The metal tubing, making up the frame of the fuselage, aft of the rear cockpit seat, was bent down and twisted left approximately 60 degrees from the vertical axis. The fabric skin in this area was twisted, torn, and shredded. Numerous paint chips were found on the ground beneath the aft fuselage.
The empennage was twisted clockwise 15 degrees from the vertical axis. The top 16 inches of the vertical stabilizer's leading edge was crushed inward and down, beginning at the top forward corner and running aft along the top of the stabilizer to the rudder hinge line. The elevator was intact and buckled outward slightly. Rudder control continuity was confirmed. The right horizontal stabilizer and right side of the elevator sustained no damage. The left horizontal stabilizer was intact. A 12-inch long, 12-inch wide, diamond-shaped tear was observed in the upper skin of the left horizontal stabilizer, near the tip. The left elevator showed no damage. Control continuity to the elevator was confirmed.
A rectangular-shaped canvas flight bag, containing the pilot and aircraft logbooks out of Sonerai II L, N38NL, was located in a neighboring field, 162 feet from the main wreckage of the Sonerai II LTS on a magnetic heading of 105-degrees. The flight bag was resting upside-down. The contents of the bag, with exception of a small flashlight, were undamaged. A 35 millimeter camera rested 10 feet west of the flight bag.

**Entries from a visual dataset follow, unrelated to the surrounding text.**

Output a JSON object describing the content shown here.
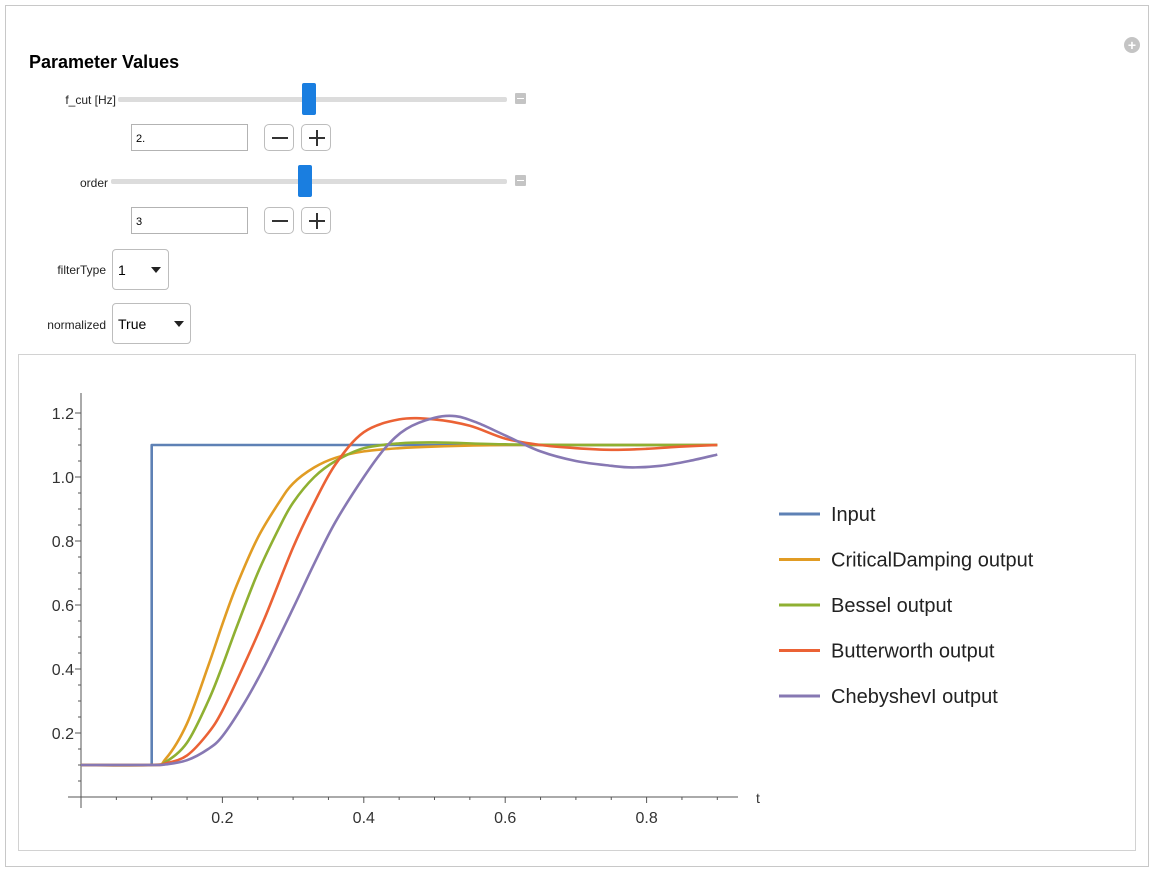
{
  "controls": {
    "title": "Parameter Values",
    "f_cut": {
      "label": "f_cut [Hz]",
      "value": "2.",
      "slider_fraction": 0.49
    },
    "order": {
      "label": "order",
      "value": "3",
      "slider_fraction": 0.49
    },
    "filterType": {
      "label": "filterType",
      "value": "1"
    },
    "normalized": {
      "label": "normalized",
      "value": "True"
    }
  },
  "icons": {
    "add": "plus-circle-icon",
    "collapse": "minus-square-icon",
    "decrement": "minus-icon",
    "increment": "plus-icon",
    "dropdown": "caret-down-icon"
  },
  "chart_data": {
    "type": "line",
    "title": "",
    "xlabel": "t",
    "ylabel": "",
    "xlim": [
      0,
      0.9
    ],
    "ylim": [
      0,
      1.25
    ],
    "xticks": [
      "0.2",
      "0.4",
      "0.6",
      "0.8"
    ],
    "yticks": [
      "0.2",
      "0.4",
      "0.6",
      "0.8",
      "1.0",
      "1.2"
    ],
    "grid": false,
    "legend_position": "right",
    "series": [
      {
        "name": "Input",
        "color": "#5e81b5",
        "x": [
          0,
          0.1,
          0.1,
          0.9
        ],
        "y": [
          0.1,
          0.1,
          1.1,
          1.1
        ]
      },
      {
        "name": "CriticalDamping output",
        "color": "#e19c24",
        "x": [
          0,
          0.1,
          0.12,
          0.15,
          0.18,
          0.2,
          0.22,
          0.25,
          0.28,
          0.3,
          0.33,
          0.36,
          0.4,
          0.45,
          0.5,
          0.6,
          0.7,
          0.8,
          0.9
        ],
        "y": [
          0.1,
          0.1,
          0.12,
          0.23,
          0.41,
          0.54,
          0.66,
          0.81,
          0.92,
          0.98,
          1.03,
          1.06,
          1.08,
          1.09,
          1.095,
          1.1,
          1.1,
          1.1,
          1.1
        ]
      },
      {
        "name": "Bessel output",
        "color": "#8fb032",
        "x": [
          0,
          0.1,
          0.12,
          0.15,
          0.18,
          0.2,
          0.22,
          0.25,
          0.28,
          0.3,
          0.33,
          0.36,
          0.4,
          0.45,
          0.5,
          0.6,
          0.7,
          0.8,
          0.9
        ],
        "y": [
          0.1,
          0.1,
          0.11,
          0.17,
          0.3,
          0.41,
          0.53,
          0.7,
          0.84,
          0.92,
          1.0,
          1.05,
          1.09,
          1.105,
          1.108,
          1.102,
          1.1,
          1.1,
          1.1
        ]
      },
      {
        "name": "Butterworth output",
        "color": "#eb6235",
        "x": [
          0,
          0.1,
          0.12,
          0.15,
          0.18,
          0.2,
          0.23,
          0.26,
          0.3,
          0.33,
          0.36,
          0.4,
          0.45,
          0.5,
          0.55,
          0.6,
          0.65,
          0.7,
          0.75,
          0.8,
          0.85,
          0.9
        ],
        "y": [
          0.1,
          0.1,
          0.105,
          0.13,
          0.2,
          0.27,
          0.41,
          0.56,
          0.78,
          0.92,
          1.04,
          1.14,
          1.18,
          1.18,
          1.16,
          1.12,
          1.1,
          1.09,
          1.085,
          1.088,
          1.095,
          1.1
        ]
      },
      {
        "name": "ChebyshevI output",
        "color": "#8778b3",
        "x": [
          0,
          0.1,
          0.12,
          0.15,
          0.18,
          0.2,
          0.23,
          0.26,
          0.3,
          0.33,
          0.36,
          0.4,
          0.43,
          0.46,
          0.5,
          0.53,
          0.56,
          0.6,
          0.65,
          0.7,
          0.75,
          0.78,
          0.82,
          0.86,
          0.9
        ],
        "y": [
          0.1,
          0.1,
          0.102,
          0.115,
          0.15,
          0.19,
          0.29,
          0.41,
          0.59,
          0.73,
          0.86,
          1.0,
          1.09,
          1.15,
          1.185,
          1.19,
          1.17,
          1.13,
          1.08,
          1.05,
          1.035,
          1.03,
          1.035,
          1.05,
          1.07
        ]
      }
    ]
  }
}
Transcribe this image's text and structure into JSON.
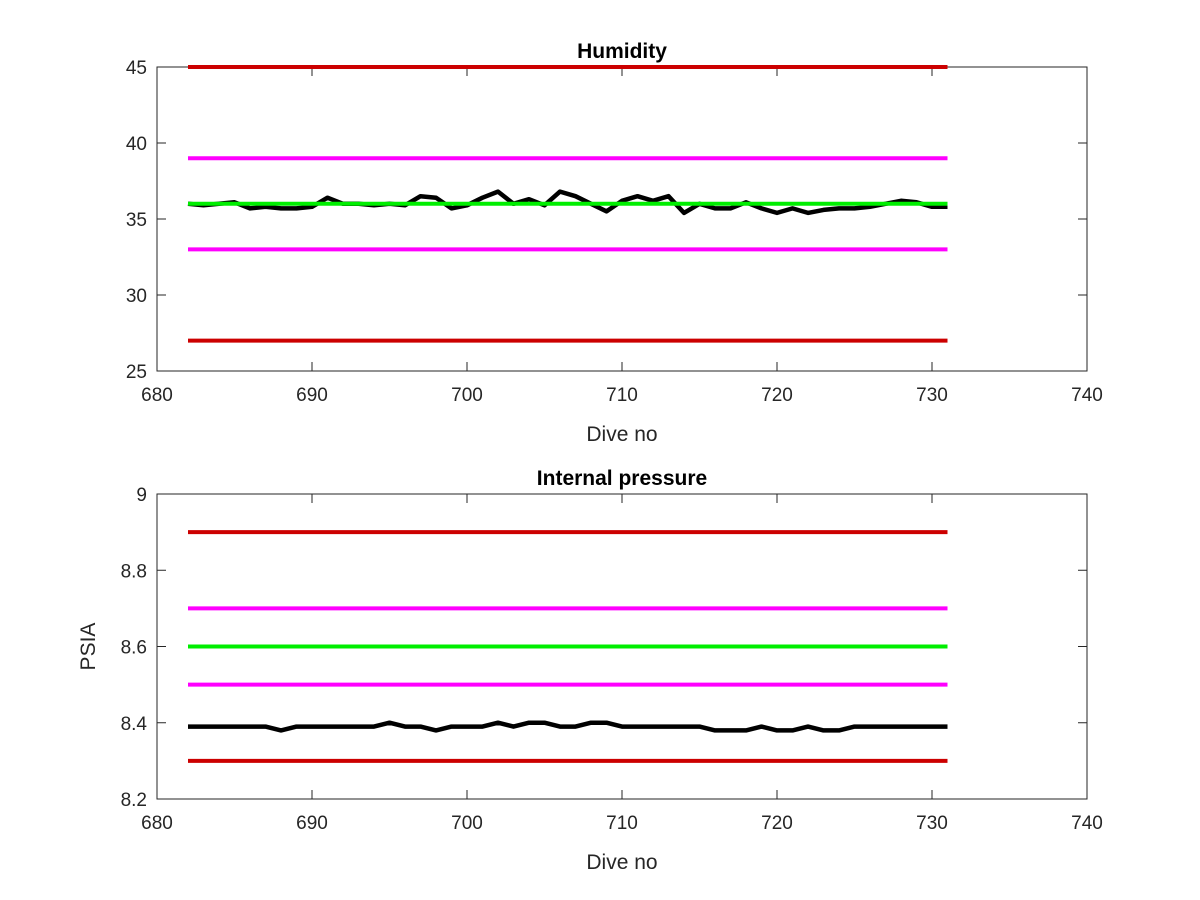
{
  "colors": {
    "red": "#cc0000",
    "magenta": "#ff00ff",
    "green": "#00ee00",
    "black": "#000000",
    "axis": "#262626"
  },
  "chart_data": [
    {
      "type": "line",
      "title": "Humidity",
      "xlabel": "Dive no",
      "ylabel": "",
      "xlim": [
        680,
        740
      ],
      "ylim": [
        25,
        45
      ],
      "xticks": [
        "680",
        "690",
        "700",
        "710",
        "720",
        "730",
        "740"
      ],
      "yticks": [
        "25",
        "30",
        "35",
        "40",
        "45"
      ],
      "grid": false,
      "legend": "none",
      "series": [
        {
          "color": "red",
          "x": [
            682,
            731
          ],
          "values": [
            45,
            45
          ]
        },
        {
          "color": "magenta",
          "x": [
            682,
            731
          ],
          "values": [
            39,
            39
          ]
        },
        {
          "color": "magenta",
          "x": [
            682,
            731
          ],
          "values": [
            33,
            33
          ]
        },
        {
          "color": "red",
          "x": [
            682,
            731
          ],
          "values": [
            27,
            27
          ]
        },
        {
          "color": "black",
          "x": [
            682,
            683,
            684,
            685,
            686,
            687,
            688,
            689,
            690,
            691,
            692,
            693,
            694,
            695,
            696,
            697,
            698,
            699,
            700,
            701,
            702,
            703,
            704,
            705,
            706,
            707,
            708,
            709,
            710,
            711,
            712,
            713,
            714,
            715,
            716,
            717,
            718,
            719,
            720,
            721,
            722,
            723,
            724,
            725,
            726,
            727,
            728,
            729,
            730,
            731
          ],
          "values": [
            36.0,
            35.9,
            36.0,
            36.1,
            35.7,
            35.8,
            35.7,
            35.7,
            35.8,
            36.4,
            36.0,
            36.0,
            35.9,
            36.0,
            35.9,
            36.5,
            36.4,
            35.7,
            35.9,
            36.4,
            36.8,
            36.0,
            36.3,
            35.9,
            36.8,
            36.5,
            36.0,
            35.5,
            36.2,
            36.5,
            36.2,
            36.5,
            35.4,
            36.0,
            35.7,
            35.7,
            36.1,
            35.7,
            35.4,
            35.7,
            35.4,
            35.6,
            35.7,
            35.7,
            35.8,
            36.0,
            36.2,
            36.1,
            35.8,
            35.8
          ]
        },
        {
          "color": "green",
          "x": [
            682,
            731
          ],
          "values": [
            36,
            36
          ]
        }
      ]
    },
    {
      "type": "line",
      "title": "Internal pressure",
      "xlabel": "Dive no",
      "ylabel": "PSIA",
      "xlim": [
        680,
        740
      ],
      "ylim": [
        8.2,
        9
      ],
      "xticks": [
        "680",
        "690",
        "700",
        "710",
        "720",
        "730",
        "740"
      ],
      "yticks": [
        "8.2",
        "8.4",
        "8.6",
        "8.8",
        "9"
      ],
      "grid": false,
      "legend": "none",
      "series": [
        {
          "color": "red",
          "x": [
            682,
            731
          ],
          "values": [
            8.9,
            8.9
          ]
        },
        {
          "color": "magenta",
          "x": [
            682,
            731
          ],
          "values": [
            8.7,
            8.7
          ]
        },
        {
          "color": "green",
          "x": [
            682,
            731
          ],
          "values": [
            8.6,
            8.6
          ]
        },
        {
          "color": "magenta",
          "x": [
            682,
            731
          ],
          "values": [
            8.5,
            8.5
          ]
        },
        {
          "color": "red",
          "x": [
            682,
            731
          ],
          "values": [
            8.3,
            8.3
          ]
        },
        {
          "color": "black",
          "x": [
            682,
            683,
            684,
            685,
            686,
            687,
            688,
            689,
            690,
            691,
            692,
            693,
            694,
            695,
            696,
            697,
            698,
            699,
            700,
            701,
            702,
            703,
            704,
            705,
            706,
            707,
            708,
            709,
            710,
            711,
            712,
            713,
            714,
            715,
            716,
            717,
            718,
            719,
            720,
            721,
            722,
            723,
            724,
            725,
            726,
            727,
            728,
            729,
            730,
            731
          ],
          "values": [
            8.39,
            8.39,
            8.39,
            8.39,
            8.39,
            8.39,
            8.38,
            8.39,
            8.39,
            8.39,
            8.39,
            8.39,
            8.39,
            8.4,
            8.39,
            8.39,
            8.38,
            8.39,
            8.39,
            8.39,
            8.4,
            8.39,
            8.4,
            8.4,
            8.39,
            8.39,
            8.4,
            8.4,
            8.39,
            8.39,
            8.39,
            8.39,
            8.39,
            8.39,
            8.38,
            8.38,
            8.38,
            8.39,
            8.38,
            8.38,
            8.39,
            8.38,
            8.38,
            8.39,
            8.39,
            8.39,
            8.39,
            8.39,
            8.39,
            8.39
          ]
        }
      ]
    }
  ]
}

MEDICAL AND PATHOLOGICAL INFORMATION
The Autopsy of the pilot of N38NL was performed on February 24, 1998, at the DeKalb County Medical Examiner's Office, Sycamore, Illinois. The autopsy revealed no evidence of physical incapacitation or impairment. The results of FAA toxicology testing of specimens from the pilot were negative for all tests conducted.
The Autopsy of the pilot of N43804 was performed on February 24, 1998, at the DeKalb County Medical Examiner's Office, Sycamore, Illinois. The autopsy revealed no evidence of physical incapacitation or impairment. The results of FAA toxicology testing of specimens from the pilot were negative for all tests conducted.
TESTS AND RESEARCH
The vice president of the Experimental Aircraft Association (EAA), Chapter 153, Schaumburg, Illinois, said that he personally knew both pilots and that they had been active members in the chapter for several years. He said that both pilots had been friends for years and flew their airplanes almost every weekend. The EAA Chapter vice president said that he had observed them flying in formation together on arrival at various EAA functions. He described their flights together as a loose formation, approximately 30 to 50 yards apart. It was their custom that the pilot of N38NL flew as the lead airplane, with the pilot of N43804 flying to the right and slightly behind. This was because N43804 had a little better performance than N38NL.
The EAA Chapter vice president characterized both pilots as being "conservative. Neither was a risk taker, and both seemed to know their limitations as pilots." He said that though both of their airplanes were capable of aerobatics, he believed that neither pilot had "ever attempted as much as an aileron roll in their aircraft."
There was one party to the investigation, the Federal Aviation Administration Flight Standards District Office, West Chicago, Illinois.
The Sonerai II L wreckage and the Sonerai II LTS wreckage were released and returned to Hendrickson Flying Service.